In considering connective tissues, it is astounding to recognise the monumental presence of K. B. Lehmann.  In terms of the curing reaction in meat, it was this German hygienist and bacteriologist from the Hygienic Institute at Würzburg, Germany who confirmed Polenski’s suspicions (Saltpeter) that nitrite is the key in the cured colour formation and not nitrate as was believed.  He further importantly identified its colour spectrum when diluted in alcohol.  (Fathers of Meat Curing)  It was probably based on his work and that of his student, Karl Kißkalt, that the German government allowed the use of nitrite in curing brines during the first world war.

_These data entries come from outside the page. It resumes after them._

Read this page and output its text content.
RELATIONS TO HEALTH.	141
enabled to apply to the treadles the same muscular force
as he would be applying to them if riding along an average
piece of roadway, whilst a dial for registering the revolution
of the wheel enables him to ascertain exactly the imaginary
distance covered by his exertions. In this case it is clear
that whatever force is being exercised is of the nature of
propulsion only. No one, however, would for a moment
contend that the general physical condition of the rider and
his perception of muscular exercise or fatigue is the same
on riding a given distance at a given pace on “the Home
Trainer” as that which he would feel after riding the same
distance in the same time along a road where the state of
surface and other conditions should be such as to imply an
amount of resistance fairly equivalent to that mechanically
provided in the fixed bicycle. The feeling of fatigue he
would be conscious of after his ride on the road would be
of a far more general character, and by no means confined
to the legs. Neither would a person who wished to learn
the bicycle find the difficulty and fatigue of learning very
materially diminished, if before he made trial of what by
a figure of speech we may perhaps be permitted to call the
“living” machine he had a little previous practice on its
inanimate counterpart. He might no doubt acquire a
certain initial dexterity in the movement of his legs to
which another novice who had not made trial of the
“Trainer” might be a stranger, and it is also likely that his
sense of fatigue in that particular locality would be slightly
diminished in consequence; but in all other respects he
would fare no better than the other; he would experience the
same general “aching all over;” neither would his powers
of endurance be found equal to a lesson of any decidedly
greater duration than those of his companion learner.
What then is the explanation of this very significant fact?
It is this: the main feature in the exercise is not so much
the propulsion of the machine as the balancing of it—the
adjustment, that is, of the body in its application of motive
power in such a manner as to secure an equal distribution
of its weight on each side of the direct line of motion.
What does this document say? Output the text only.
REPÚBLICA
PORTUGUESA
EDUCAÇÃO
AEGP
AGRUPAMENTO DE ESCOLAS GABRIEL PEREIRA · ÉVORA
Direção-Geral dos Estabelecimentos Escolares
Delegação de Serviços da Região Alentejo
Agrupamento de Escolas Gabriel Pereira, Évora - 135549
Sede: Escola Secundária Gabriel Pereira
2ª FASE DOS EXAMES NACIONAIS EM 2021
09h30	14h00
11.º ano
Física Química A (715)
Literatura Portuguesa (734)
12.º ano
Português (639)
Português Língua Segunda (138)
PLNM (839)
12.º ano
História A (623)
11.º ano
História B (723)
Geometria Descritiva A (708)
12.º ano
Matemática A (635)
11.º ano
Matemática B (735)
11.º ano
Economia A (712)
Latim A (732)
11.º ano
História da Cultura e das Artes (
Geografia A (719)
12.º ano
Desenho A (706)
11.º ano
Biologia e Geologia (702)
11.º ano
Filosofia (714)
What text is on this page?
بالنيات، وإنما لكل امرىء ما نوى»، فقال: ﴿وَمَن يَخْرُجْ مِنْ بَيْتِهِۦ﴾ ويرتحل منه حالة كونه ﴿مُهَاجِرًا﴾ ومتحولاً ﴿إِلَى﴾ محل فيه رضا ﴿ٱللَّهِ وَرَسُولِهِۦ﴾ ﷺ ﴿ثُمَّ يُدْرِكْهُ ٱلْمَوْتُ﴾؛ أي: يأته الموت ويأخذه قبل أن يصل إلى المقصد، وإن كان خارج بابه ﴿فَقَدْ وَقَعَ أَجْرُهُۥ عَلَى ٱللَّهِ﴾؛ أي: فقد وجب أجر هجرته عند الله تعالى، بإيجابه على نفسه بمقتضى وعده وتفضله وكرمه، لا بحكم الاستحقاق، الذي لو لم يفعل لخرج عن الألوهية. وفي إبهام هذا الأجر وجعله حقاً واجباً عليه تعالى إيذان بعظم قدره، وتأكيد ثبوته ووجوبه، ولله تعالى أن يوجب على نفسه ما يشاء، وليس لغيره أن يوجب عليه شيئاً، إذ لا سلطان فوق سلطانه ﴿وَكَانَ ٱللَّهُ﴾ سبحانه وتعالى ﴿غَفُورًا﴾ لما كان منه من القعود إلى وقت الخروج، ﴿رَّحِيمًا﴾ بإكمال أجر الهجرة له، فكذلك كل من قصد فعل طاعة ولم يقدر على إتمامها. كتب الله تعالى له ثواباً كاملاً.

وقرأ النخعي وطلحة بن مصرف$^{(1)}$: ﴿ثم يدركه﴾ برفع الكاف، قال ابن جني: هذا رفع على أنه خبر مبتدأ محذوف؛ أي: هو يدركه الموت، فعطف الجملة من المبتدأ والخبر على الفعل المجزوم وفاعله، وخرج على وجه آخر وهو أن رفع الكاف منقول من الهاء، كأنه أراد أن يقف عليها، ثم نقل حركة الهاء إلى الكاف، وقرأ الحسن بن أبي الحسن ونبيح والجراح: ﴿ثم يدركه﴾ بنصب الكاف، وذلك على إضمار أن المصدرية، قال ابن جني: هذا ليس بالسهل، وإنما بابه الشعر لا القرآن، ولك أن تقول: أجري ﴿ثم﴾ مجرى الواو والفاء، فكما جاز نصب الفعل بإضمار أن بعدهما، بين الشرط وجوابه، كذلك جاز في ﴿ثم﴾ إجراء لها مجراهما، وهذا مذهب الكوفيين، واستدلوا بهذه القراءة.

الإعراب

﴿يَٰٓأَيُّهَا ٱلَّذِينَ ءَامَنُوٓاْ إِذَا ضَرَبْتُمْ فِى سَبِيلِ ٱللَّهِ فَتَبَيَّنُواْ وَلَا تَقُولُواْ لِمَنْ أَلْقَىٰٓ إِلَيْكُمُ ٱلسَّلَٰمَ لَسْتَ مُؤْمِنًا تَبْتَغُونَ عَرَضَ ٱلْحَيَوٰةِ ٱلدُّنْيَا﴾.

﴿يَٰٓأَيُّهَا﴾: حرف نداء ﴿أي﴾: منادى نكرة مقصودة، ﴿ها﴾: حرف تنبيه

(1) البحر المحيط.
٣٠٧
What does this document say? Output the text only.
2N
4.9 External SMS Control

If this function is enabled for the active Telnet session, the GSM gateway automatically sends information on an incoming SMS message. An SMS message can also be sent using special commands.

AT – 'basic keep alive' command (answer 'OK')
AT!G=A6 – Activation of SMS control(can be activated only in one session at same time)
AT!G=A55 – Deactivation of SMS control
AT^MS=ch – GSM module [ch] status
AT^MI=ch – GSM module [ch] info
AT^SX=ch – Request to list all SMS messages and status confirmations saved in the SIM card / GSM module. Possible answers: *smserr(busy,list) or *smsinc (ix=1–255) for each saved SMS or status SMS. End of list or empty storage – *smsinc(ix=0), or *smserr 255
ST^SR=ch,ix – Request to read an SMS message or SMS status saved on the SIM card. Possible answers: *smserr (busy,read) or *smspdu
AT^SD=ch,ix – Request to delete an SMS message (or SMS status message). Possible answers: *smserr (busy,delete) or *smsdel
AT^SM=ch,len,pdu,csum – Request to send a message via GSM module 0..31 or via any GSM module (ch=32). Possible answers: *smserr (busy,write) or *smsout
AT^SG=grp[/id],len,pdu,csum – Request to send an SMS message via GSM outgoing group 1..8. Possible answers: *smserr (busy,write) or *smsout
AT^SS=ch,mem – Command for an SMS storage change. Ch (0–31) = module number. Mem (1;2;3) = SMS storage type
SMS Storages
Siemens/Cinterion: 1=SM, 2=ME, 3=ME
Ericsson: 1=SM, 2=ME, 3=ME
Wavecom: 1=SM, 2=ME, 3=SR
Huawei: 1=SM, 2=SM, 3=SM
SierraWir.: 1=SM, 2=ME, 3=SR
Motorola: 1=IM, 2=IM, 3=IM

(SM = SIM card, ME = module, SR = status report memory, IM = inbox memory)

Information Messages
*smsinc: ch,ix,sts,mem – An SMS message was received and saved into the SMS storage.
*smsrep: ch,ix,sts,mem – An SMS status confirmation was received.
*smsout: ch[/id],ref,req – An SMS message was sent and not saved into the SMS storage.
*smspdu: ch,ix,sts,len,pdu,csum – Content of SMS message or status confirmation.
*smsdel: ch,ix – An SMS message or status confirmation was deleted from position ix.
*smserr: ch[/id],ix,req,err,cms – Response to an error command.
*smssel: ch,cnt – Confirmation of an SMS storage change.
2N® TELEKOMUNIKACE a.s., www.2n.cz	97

It was Lehmann and his coworkers who showed that “the toughness of different cuts of meat, measured mechanically, was closely related to their content of connective tissue, and that the decrease in toughness resulting from cooking was related to the collagen of connective tissue rather than to the elastin.”  (Mitchell, et al.; 1926)

They found that “under the influence of moist heat the collagen is readily changed to gelatin, thus losing its toughness. In the raw condition, white fibrous connective tissue (mainly collagen) is almost twice as tough as yellow elastic connective tissue (mainly elastin), but when cooked, the former loses most of its toughness while the latter remains practically unchanged in this respect.”  (Mitchell, et al.; 1926)

“Ensor, Sofos, and Schmidt (1990) concluded that the use of high-connective-tissue meat or addition of concentrated forms of connective tissue in algin/calcium gel restructured meats could improve product texture and reduce formulation costs.”  (Sun, 2009)  Gelatin is the ideal thickening agent to accompany transglutaminase since it contains a variety of different amino acids, including our old friends Glutamine and Lysine which are now cross-linked by the action of transglutaminase.  (Aguilar, M. R. and Román, J. S.; 2014:  186)  It is important to use the right kind of gelatin.  Fish and pork gelatin will be objectionable for either religious or allergen concerns by various processors in various parts of the world and it is an important consideration.

I am aware of tests underway in Chili where pork protein is tested in conjunction with TG to replace MDM.  The viability of this must be tested.